The communities fear only an escalation of this, and shirking of responsibility from the government’s side.
More worryingly, an interruption of a few days from the strict 12 hourly drug schedule leads to drug resistance. It renders the first line treatment ineffective and pushes the patient to the 2nd line, for which medicines are harder to procure.
At the an award ceremony for HIV community leaders by HIV India Alliance, Wednesday night, one grassroot leader Daxa Patel, directly addressed Dr. CV Dharma Rao, joint Secretary NACO, to ask the government to remove this phrase from the Bill.
“The head of the NACO said there could be financial difficulties with the Bill,” said Paul Lhungdim, from the DNP+, recounting his conversation with NC Kang, Director General of NACO. “He gave us an example, that if someday there is a drug that costs Rs 300,000, how will the government buy that for all patients?” According to Llungdim, NACO feared that the Ministry of Finance would not agree to the Bill without its current phrasing.
Leena Menghaney, lawyer and health activist, said the government never had to worry about procuring expensive drugs, as the country’s health activists and civil society steadily fought against patents on crucial medicines, allowing the generic pharmaceutical industry to create cheaper versions of drugs. She argued that the government, instead of pre-emptively fearing an expensive medicine, should encourage competition in India’s highly capable generic industry, so as to keep the prices down.
“But a generic company may not want to produce a drug which has a small market, say the 15-20,000 people on 2nd line treatment or the 200 people on third line,” said Dr. R Gangakhedkar, Director In Charge of the National Aids Research Institute, Pune, offering a counter argument. He cautioned against alarm, saying that the government was aware of its responsibility and “as far as possible” did not dilute the right to life, as the community feared.
However, he too agreed that inefficient management of the supply chain and unprofessional handling of transport had created many blockages in getting drugs and kits to the people in dire need.
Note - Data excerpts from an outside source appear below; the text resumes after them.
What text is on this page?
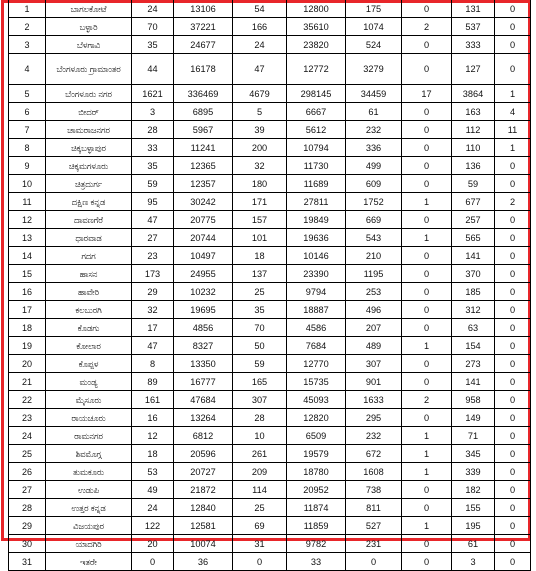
1	ಬಾಗಲಕೋಟೆ	24	13106	54	12800	175	0	131	0
2	ಬಳ್ಳಾರಿ	70	37221	166	35610	1074	2	537	0
3	ಬೆಳಗಾವಿ	35	24677	24	23820	524	0	333	0
4	ಬೆಂಗಳೂರು ಗ್ರಾಮಾಂತರ	44	16178	47	12772	3279	0	127	0
5	ಬೆಂಗಳೂರು ನಗರ	1621	336469	4679	298145	34459	17	3864	1
6	ಬೀದರ್	3	6895	5	6667	61	0	163	4
7	ಚಾಮರಾಜನಗರ	28	5967	39	5612	232	0	112	11
8	ಚಿಕ್ಕಬಳ್ಳಾಪುರ	33	11241	200	10794	336	0	110	1
9	ಚಿಕ್ಕಮಗಳೂರು	35	12365	32	11730	499	0	136	0
10	ಚಿತ್ರದುರ್ಗ	59	12357	180	11689	609	0	59	0
11	ದಕ್ಷಿಣ ಕನ್ನಡ	95	30242	171	27811	1752	1	677	2
12	ದಾವಣಗೆರೆ	47	20775	157	19849	669	0	257	0
13	ಧಾರವಾಡ	27	20744	101	19636	543	1	565	0
14	ಗದಗ	23	10497	18	10146	210	0	141	0
15	ಹಾಸನ	173	24955	137	23390	1195	0	370	0
16	ಹಾವೇರಿ	29	10232	25	9794	253	0	185	0
17	ಕಲಬುರಗಿ	32	19695	35	18887	496	0	312	0
18	ಕೊಡಗು	17	4856	70	4586	207	0	63	0
19	ಕೋಲಾರ	47	8327	50	7684	489	1	154	0
20	ಕೊಪ್ಪಳ	8	13350	59	12770	307	0	273	0
21	ಮಂಡ್ಯ	89	16777	165	15735	901	0	141	0
22	ಮೈಸೂರು	161	47684	307	45093	1633	2	958	0
23	ರಾಯಚೂರು	16	13264	28	12820	295	0	149	0
24	ರಾಮನಗರ	12	6812	10	6509	232	1	71	0
25	ಶಿವಮೊಗ್ಗ	18	20596	261	19579	672	1	345	0
26	ತುಮಕೂರು	53	20727	209	18780	1608	1	339	0
27	ಉಡುಪಿ	49	21872	114	20952	738	0	182	0
28	ಉತ್ತರ ಕನ್ನಡ	24	12840	25	11874	811	0	155	0
29	ವಿಜಯಪುರ	122	12581	69	11859	527	1	195	0
30	ಯಾದಗಿರಿ	20	10074	31	9782	231	0	61	0
31	ಇತರೇ	0	36	0	33	0	0	3	0
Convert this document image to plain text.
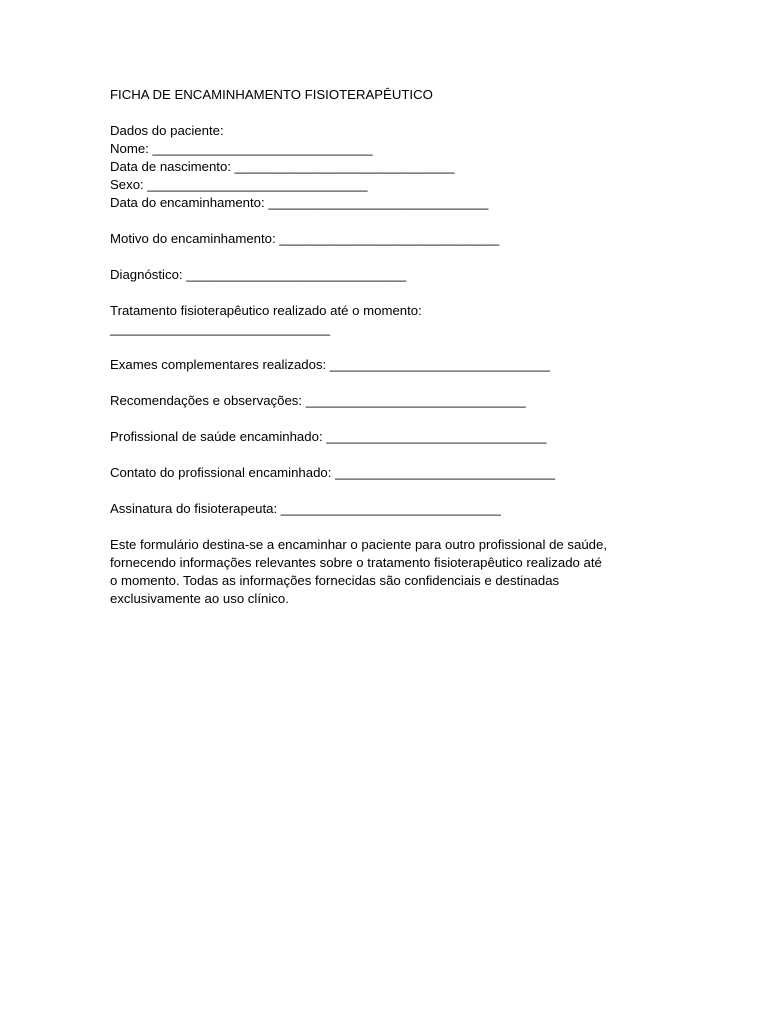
FICHA DE ENCAMINHAMENTO FISIOTERAPÊUTICO
Dados do paciente:
Nome: ______________________________
Data de nascimento: ______________________________
Sexo: ______________________________
Data do encaminhamento: ______________________________
Motivo do encaminhamento: ______________________________
Diagnóstico: ______________________________
Tratamento fisioterapêutico realizado até o momento:
______________________________
Exames complementares realizados: ______________________________
Recomendações e observações: ______________________________
Profissional de saúde encaminhado: ______________________________
Contato do profissional encaminhado: ______________________________
Assinatura do fisioterapeuta: ______________________________
Este formulário destina-se a encaminhar o paciente para outro profissional de saúde,
fornecendo informações relevantes sobre o tratamento fisioterapêutico realizado até
o momento. Todas as informações fornecidas são confidenciais e destinadas
exclusivamente ao uso clínico.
DNP+ records of their daily monitoring of Delhi’s ART centres show shows the urgency of the situation, as the team’s report from November 17 shows that the ICTCS in Ambedkar hospital, Safdarjung hospital, the All India Institute of Medical Sciences, and the National Institute of Tuberculosis & Respiratory Diseases do not have kit 3 and the staff does not know when they will be restocked. The email also lists eight different times DNP+ has tried reaching different authorities in 2016 itself, over the kit 3 stockout.